In June 1942, Hepatica transferred to the Tanker Escort Force for one trip, after the U-boat menace was extended to the North American coastline. In late July, she was reassigned to the Gulf Escort Force, escorting convoys between Quebec and Sydney. Later, in October, she was sent to escort the convoys between Quebec and Labrador.

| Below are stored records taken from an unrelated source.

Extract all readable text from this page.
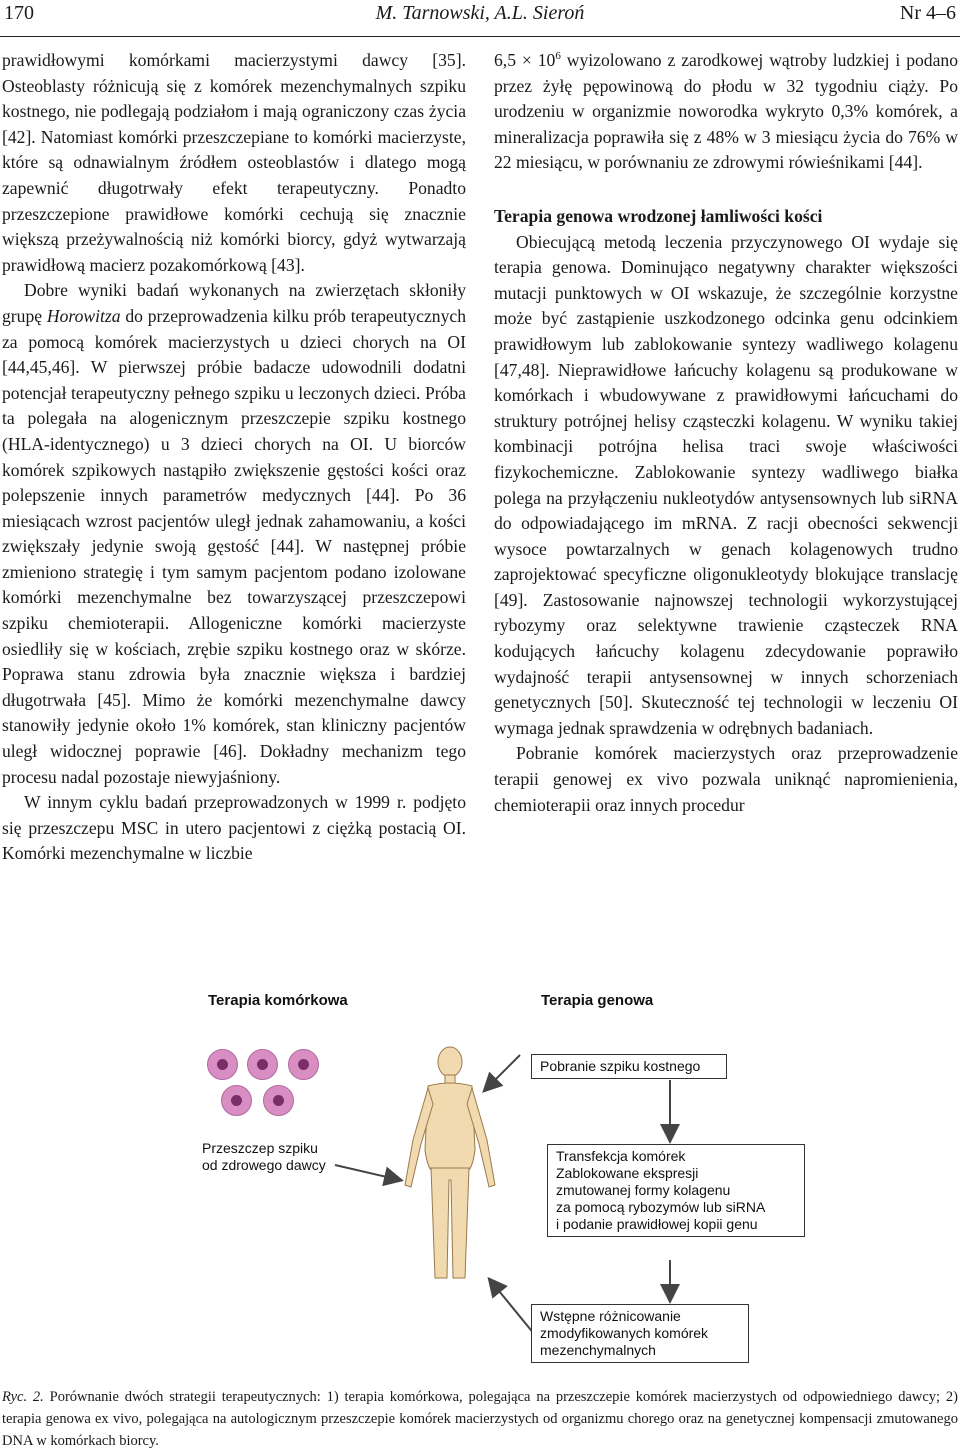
170	M. Tarnowski, A.L. Sieroń	Nr 4–6

prawidłowymi komórkami macierzystymi dawcy [35]. Osteoblasty różnicują się z komórek mezenchymalnych szpiku kostnego, nie podlegają podziałom i mają ograniczony czas życia [42]. Natomiast komórki przeszczepiane to komórki macierzyste, które są odnawialnym źródłem osteoblastów i dlatego mogą zapewnić długotrwały efekt terapeutyczny. Ponadto przeszczepione prawidłowe komórki cechują się znacznie większą przeżywalnością niż komórki biorcy, gdyż wytwarzają prawidłową macierz pozakomórkową [43].

Dobre wyniki badań wykonanych na zwierzętach skłoniły grupę Horowitza do przeprowadzenia kilku prób terapeutycznych za pomocą komórek macierzystych u dzieci chorych na OI [44,45,46]. W pierwszej próbie badacze udowodnili dodatni potencjał terapeutyczny pełnego szpiku u leczonych dzieci. Próba ta polegała na alogenicznym przeszczepie szpiku kostnego (HLA-identycznego) u 3 dzieci chorych na OI. U biorców komórek szpikowych nastąpiło zwiększenie gęstości kości oraz polepszenie innych parametrów medycznych [44]. Po 36 miesiącach wzrost pacjentów uległ jednak zahamowaniu, a kości zwiększały jedynie swoją gęstość [44]. W następnej próbie zmieniono strategię i tym samym pacjentom podano izolowane komórki mezenchymalne bez towarzyszącej przeszczepowi szpiku chemioterapii. Allogeniczne komórki macierzyste osiedliły się w kościach, zrębie szpiku kostnego oraz w skórze. Poprawa stanu zdrowia była znacznie większa i bardziej długotrwała [45]. Mimo że komórki mezenchymalne dawcy stanowiły jedynie około 1% komórek, stan kliniczny pacjentów uległ widocznej poprawie [46]. Dokładny mechanizm tego procesu nadal pozostaje niewyjaśniony.

W innym cyklu badań przeprowadzonych w 1999 r. podjęto się przeszczepu MSC in utero pacjentowi z ciężką postacią OI. Komórki mezenchymalne w liczbie

$6,5 \times 10^6$ wyizolowano z zarodkowej wątroby ludzkiej i podano przez żyłę pępowinową do płodu w 32 tygodniu ciąży. Po urodzeniu w organizmie noworodka wykryto 0,3% komórek, a mineralizacja poprawiła się z 48% w 3 miesiącu życia do 76% w 22 miesiącu, w porównaniu ze zdrowymi rówieśnikami [44].

Terapia genowa wrodzonej łamliwości kości

Obiecującą metodą leczenia przyczynowego OI wydaje się terapia genowa. Dominująco negatywny charakter większości mutacji punktowych w OI wskazuje, że szczególnie korzystne może być zastąpienie uszkodzonego odcinka genu odcinkiem prawidłowym lub zablokowanie syntezy wadliwego kolagenu [47,48]. Nieprawidłowe łańcuchy kolagenu są produkowane w komórkach i wbudowywane z prawidłowymi łańcuchami do struktury potrójnej helisy cząsteczki kolagenu. W wyniku takiej kombinacji potrójna helisa traci swoje właściwości fizykochemiczne. Zablokowanie syntezy wadliwego białka polega na przyłączeniu nukleotydów antysensownych lub siRNA do odpowiadającego im mRNA. Z racji obecności sekwencji wysoce powtarzalnych w genach kolagenowych trudno zaprojektować specyficzne oligonukleotydy blokujące translację [49]. Zastosowanie najnowszej technologii wykorzystującej rybozymy oraz selektywne trawienie cząsteczek RNA kodujących łańcuchy kolagenu zdecydowanie poprawiło wydajność terapii antysensownej w innych schorzeniach genetycznych [50]. Skuteczność tej technologii w leczeniu OI wymaga jednak sprawdzenia w odrębnych badaniach.

Pobranie komórek macierzystych oraz przeprowadzenie terapii genowej ex vivo pozwala uniknąć napromienienia, chemioterapii oraz innych procedur

Terapia komórkowa	Terapia genowa
Przeszczep szpiku
od zdrowego dawcy
Pobranie szpiku kostnego
Transfekcja komórek
Zablokowane ekspresji
zmutowanej formy kolagenu
za pomocą rybozymów lub siRNA
i podanie prawidłowej kopii genu
Wstępne różnicowanie
zmodyfikowanych komórek
mezenchymalnych
Ryc. 2. Porównanie dwóch strategii terapeutycznych: 1) terapia komórkowa, polegająca na przeszczepie komórek macierzystych od odpowiedniego dawcy; 2) terapia genowa ex vivo, polegająca na autologicznym przeszczepie komórek macierzystych od organizmu chorego oraz na genetycznej kompensacji zmutowanego DNA w komórkach biorcy.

Hepatica joined the Western Local Escort Force (WLEF) in December 1942 and would remain with this force for the better part of the war. In June 1943, she was assigned to escort group W-5 and then in April 1944, W-4. She remained with this escort group for the remainder of her service time with WLEF. In May 1945 she escorted HX 358 back to the United Kingdom, and was assigned to Western Approaches Command for the remainder of the war.

==Post war service==
She was returned to the Royal Navy on 27 June 1945 at Milford Haven. Sold on 1 January 1948, Hepatica was broken up at Llanelly, Wales.